Travel, discretionary retailers, energy tipped to lead company earnings
As we draw closer to Christmas, the market is expected to focus on individual company earnings to drive stock selection and share prices. According to Sage Capital, the travel sector remains robust and consumer spending on services, dining and discretionary items is expected to remain strong. Energy stocks are tipped to rise while iron ore stocks are expected to fall.
With investor confidence returning to markets, Sage Capital’s October update highlighted a slew of positive trading updates that are yet to witness higher interest rates impacting consumer spending. As a result, markets remain mixed.
Sage Capital’s chief investment officer, Sean Fenton, recently characterised the market as “very tricky”.

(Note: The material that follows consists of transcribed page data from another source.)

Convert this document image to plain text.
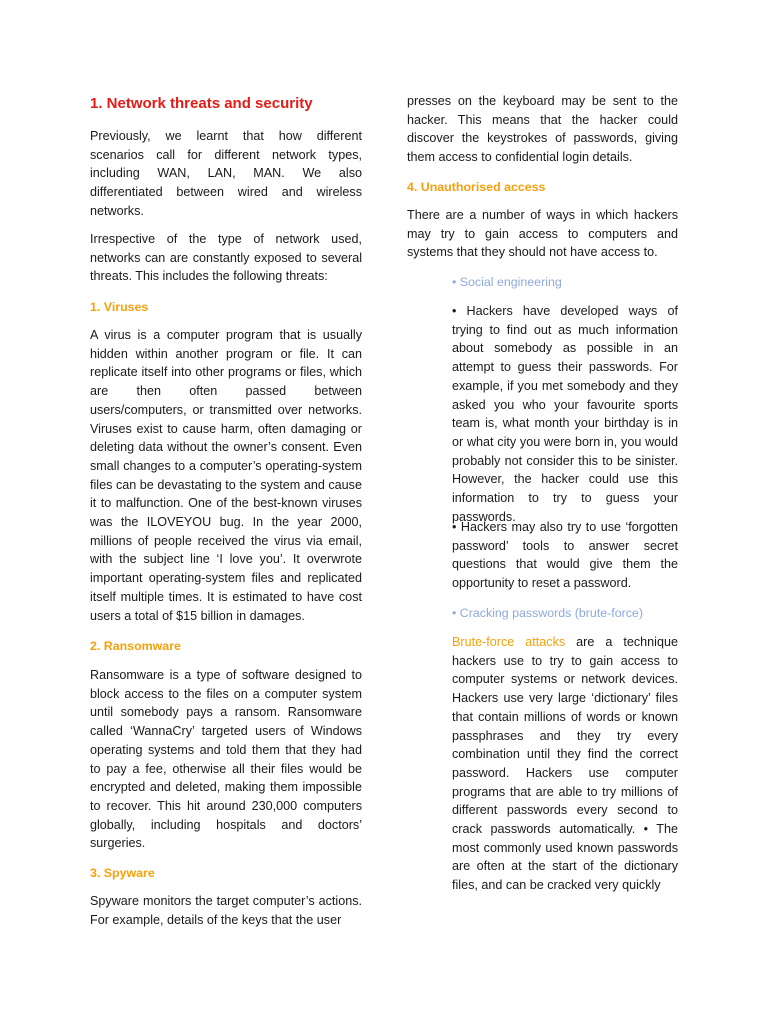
1. Network threats and security

Previously, we learnt that how different scenarios call for different network types, including WAN, LAN, MAN. We also differentiated between wired and wireless networks.

Irrespective of the type of network used, networks can are constantly exposed to several threats. This includes the following threats:

1. Viruses

A virus is a computer program that is usually hidden within another program or file. It can replicate itself into other programs or files, which are then often passed between users/computers, or transmitted over networks. Viruses exist to cause harm, often damaging or deleting data without the owner’s consent. Even small changes to a computer’s operating-system files can be devastating to the system and cause it to malfunction. One of the best-known viruses was the ILOVEYOU bug. In the year 2000, millions of people received the virus via email, with the subject line ‘I love you’. It overwrote important operating-system files and replicated itself multiple times. It is estimated to have cost users a total of $15 billion in damages.

2. Ransomware

Ransomware is a type of software designed to block access to the files on a computer system until somebody pays a ransom. Ransomware called ‘WannaCry’ targeted users of Windows operating systems and told them that they had to pay a fee, otherwise all their files would be encrypted and deleted, making them impossible to recover. This hit around 230,000 computers globally, including hospitals and doctors’ surgeries.

3. Spyware

Spyware monitors the target computer’s actions. For example, details of the keys that the user

presses on the keyboard may be sent to the hacker. This means that the hacker could discover the keystrokes of passwords, giving them access to confidential login details.

4. Unauthorised access

There are a number of ways in which hackers may try to gain access to computers and systems that they should not have access to.

• Social engineering

• Hackers have developed ways of trying to find out as much information about somebody as possible in an attempt to guess their passwords. For example, if you met somebody and they asked you who your favourite sports team is, what month your birthday is in or what city you were born in, you would probably not consider this to be sinister. However, the hacker could use this information to try to guess your passwords.

• Hackers may also try to use ‘forgotten password’ tools to answer secret questions that would give them the opportunity to reset a password.

• Cracking passwords (brute-force)

Brute-force attacks are a technique hackers use to try to gain access to computer systems or network devices. Hackers use very large ‘dictionary’ files that contain millions of words or known passphrases and they try every combination until they find the correct password. Hackers use computer programs that are able to try millions of different passwords every second to crack passwords automatically. • The most commonly used known passwords are often at the start of the dictionary files, and can be cracked very quickly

“Probably because it’s a very macro-driven market as well,” Fenton said on Ausbiz. “Whilst there’s a lot of things happening with different companies, everything’s been overwhelmed by what we’re seeing around the world in terms of inflation and responses by central banks to try and get that under control.”
According to the monthly update, October was a strong month for equity markets with the S&P/ASX 200 Accumulation Index rebounding 6.04 per cent. The best-performing sectors were REITs, global cyclicals and domestic cyclicals, and the weakest being resources.
“Global cyclicals strength was driven by travel stocks and general improvement in sentiment globally. Domestic cyclicals were driven by Qantas, which announced a sizeable profit upgrade and strength across discretionary retailers on the back of positive trading updates at AGMs,” the update stated.
“Resources was relatively weak driven by the large, listed iron ore exposed companies (BHP, Rio Tinto, Fortescue Metals Group) as the iron ore price fell amid a new round of Covid-19 lockdowns in China and an ongoing property slump.”
Markets rallied after the RBA and the Bank of Canada both increased interest rates less than expected, but was later disappointed after the Federal Reserve indicated that a recession may be required to tame inflation.
“So, ranging from what the US Federal Reserve is doing in terms of hiking interest rates and attempting to cool the economy so inflation is back to what Japan is doing sitting on its hands and hoping it will all go away,” Fenton said.
“That has created a very interesting backdrop for investors, where bonds yields are grinding higher pressuring valuations and we are looking down the barrel of a recession as central banks try to get that under control. So, a big impact on earnings.”
According to the report, Sage is bullish energy and bearish iron ore whilst remaining focused on individual company earnings to drive share price appreciation.
“We remain positive on energy stocks and cautious on iron ore. We believe there are numerous factors supportive of the oil price near term including OPEC production cuts, an end to US Strategic Petroleum Reserve releases after the mid-term elections, the EU sanctions on the import of Russian crude oil and an eventual end to Covid-19 lockdowns in China boosting demand,” the report pointed out.
“While focusing on individual company earnings to drive stock selection. The portfolios are as always well diversified, liquid and positioned to weather the myriad of unknowns.”